Rage corrodes trust, it washes away hope, it forbids listening or hearing, learning or growing.
What kind of person do I wish to be? What did I learn from this? Is this really how I want to handle the traumas of my life? Is this who I want to be? And what will it take, to be who I want to be?
In all trauma treatment, the doctors know that the chances are good that the sooner the injury is dealt with, the less it’s effects spread or worsen. Rage is an injury, the sooner it is seen and understood, the sooner it can be treated and understood.
When I feel rage, it is often because I feel abused, endangered. It comes with shame and guilt for me, and sometimes, terror. I learned rage when I had no other tools, not other way to feel. The outrage we commonly feel about life and politics and culture are often echoes of the disrespect, terror, abuse or neglect we felt in childhood. They return to us in new forms, the rage is old and deep. I always recognize it, it is one of the most familiar feelings in my soul. When people treat me in that old way, they will often see my rage, it often shocks and surprises them. Or triggers rage inside of them.
Rage is a magnet, it always – always – brings out the worst in other people, as well as me. I always feel like I just end up looking in an awful mirror, reflecting parts of my life I don’t wish to see.

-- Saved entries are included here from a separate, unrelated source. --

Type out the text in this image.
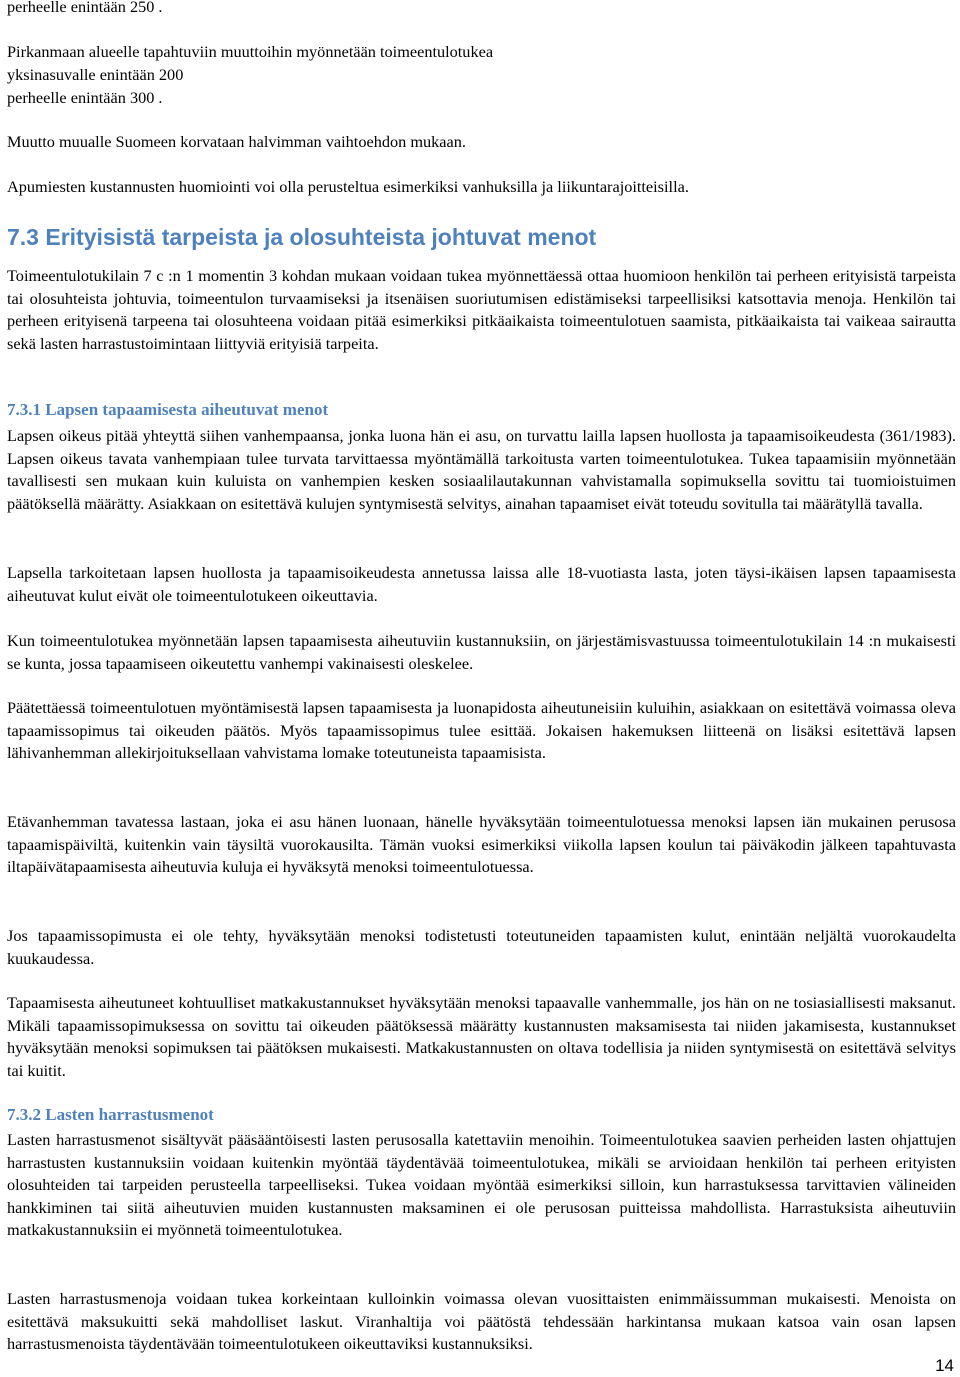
perheelle enintään 250 .

Pirkanmaan alueelle tapahtuviin muuttoihin myönnetään toimeentulotukea

yksinasuvalle enintään 200

perheelle enintään 300 .

Muutto muualle Suomeen korvataan halvimman vaihtoehdon mukaan.

Apumiesten kustannusten huomiointi voi olla perusteltua esimerkiksi vanhuksilla ja liikuntarajoitteisilla.

7.3 Erityisistä tarpeista ja olosuhteista johtuvat menot

Toimeentulotukilain 7 c :n 1 momentin 3 kohdan mukaan voidaan tukea myönnettäessä ottaa huomioon henkilön tai perheen erityisistä tarpeista tai olosuhteista johtuvia, toimeentulon turvaamiseksi ja itsenäisen suoriutumisen edistämiseksi tarpeellisiksi katsottavia menoja. Henkilön tai perheen erityisenä tarpeena tai olosuhteena voidaan pitää esimerkiksi pitkäaikaista toimeentulotuen saamista, pitkäaikaista tai vaikeaa sairautta sekä lasten harrastustoimintaan liittyviä erityisiä tarpeita.

7.3.1 Lapsen tapaamisesta aiheutuvat menot

Lapsen oikeus pitää yhteyttä siihen vanhempaansa, jonka luona hän ei asu, on turvattu lailla lapsen huollosta ja tapaamisoikeudesta (361/1983). Lapsen oikeus tavata vanhempiaan tulee turvata tarvittaessa myöntämällä tarkoitusta varten toimeentulotukea. Tukea tapaamisiin myönnetään tavallisesti sen mukaan kuin kuluista on vanhempien kesken sosiaalilautakunnan vahvistamalla sopimuksella sovittu tai tuomioistuimen päätöksellä määrätty. Asiakkaan on esitettävä kulujen syntymisestä selvitys, ainahan tapaamiset eivät toteudu sovitulla tai määrätyllä tavalla.

Lapsella tarkoitetaan lapsen huollosta ja tapaamisoikeudesta annetussa laissa alle 18-vuotiasta lasta, joten täysi-ikäisen lapsen tapaamisesta aiheutuvat kulut eivät ole toimeentulotukeen oikeuttavia.

Kun toimeentulotukea myönnetään lapsen tapaamisesta aiheutuviin kustannuksiin, on järjestämisvastuussa toimeentulotukilain 14 :n mukaisesti se kunta, jossa tapaamiseen oikeutettu vanhempi vakinaisesti oleskelee.

Päätettäessä toimeentulotuen myöntämisestä lapsen tapaamisesta ja luonapidosta aiheutuneisiin kuluihin, asiakkaan on esitettävä voimassa oleva tapaamissopimus tai oikeuden päätös. Myös tapaamissopimus tulee esittää. Jokaisen hakemuksen liitteenä on lisäksi esitettävä lapsen lähivanhemman allekirjoituksellaan vahvistama lomake toteutuneista tapaamisista.

Etävanhemman tavatessa lastaan, joka ei asu hänen luonaan, hänelle hyväksytään toimeentulotuessa menoksi lapsen iän mukainen perusosa tapaamispäiviltä, kuitenkin vain täysiltä vuorokausilta. Tämän vuoksi esimerkiksi viikolla lapsen koulun tai päiväkodin jälkeen tapahtuvasta iltapäivätapaamisesta aiheutuvia kuluja ei hyväksytä menoksi toimeentulotuessa.

Jos tapaamissopimusta ei ole tehty, hyväksytään menoksi todistetusti toteutuneiden tapaamisten kulut, enintään neljältä vuorokaudelta kuukaudessa.

Tapaamisesta aiheutuneet kohtuulliset matkakustannukset hyväksytään menoksi tapaavalle vanhemmalle, jos hän on ne tosiasiallisesti maksanut. Mikäli tapaamissopimuksessa on sovittu tai oikeuden päätöksessä määrätty kustannusten maksamisesta tai niiden jakamisesta, kustannukset hyväksytään menoksi sopimuksen tai päätöksen mukaisesti. Matkakustannusten on oltava todellisia ja niiden syntymisestä on esitettävä selvitys tai kuitit.

7.3.2 Lasten harrastusmenot

Lasten harrastusmenot sisältyvät pääsääntöisesti lasten perusosalla katettaviin menoihin. Toimeentulotukea saavien perheiden lasten ohjattujen harrastusten kustannuksiin voidaan kuitenkin myöntää täydentävää toimeentulotukea, mikäli se arvioidaan henkilön tai perheen erityisten olosuhteiden tai tarpeiden perusteella tarpeelliseksi. Tukea voidaan myöntää esimerkiksi silloin, kun harrastuksessa tarvittavien välineiden hankkiminen tai siitä aiheutuvien muiden kustannusten maksaminen ei ole perusosan puitteissa mahdollista. Harrastuksista aiheutuviin matkakustannuksiin ei myönnetä toimeentulotukea.

Lasten harrastusmenoja voidaan tukea korkeintaan kulloinkin voimassa olevan vuosittaisten enimmäissumman mukaisesti. Menoista on esitettävä maksukuitti sekä mahdolliset laskut. Viranhaltija voi päätöstä tehdessään harkintansa mukaan katsoa vain osan lapsen harrastusmenoista täydentävään toimeentulotukeen oikeuttaviksi kustannuksiksi.

14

So I sit with rage, I meditate with it, I invite it in for tea and chat, I ask what it is doing here, what can I learn from it, what do I need to change, how can I see the light more clearly? Estes calls this the mystery of the bear. You give it food. It is, after all, quite a journey, this business of rage.
For me, Rage is best understood as a teacher, it is about the business of stripping down illusions, taking responsibility, remaining open to awakening. Perhaps most of all, it is about learning how to lay the dead past to rest.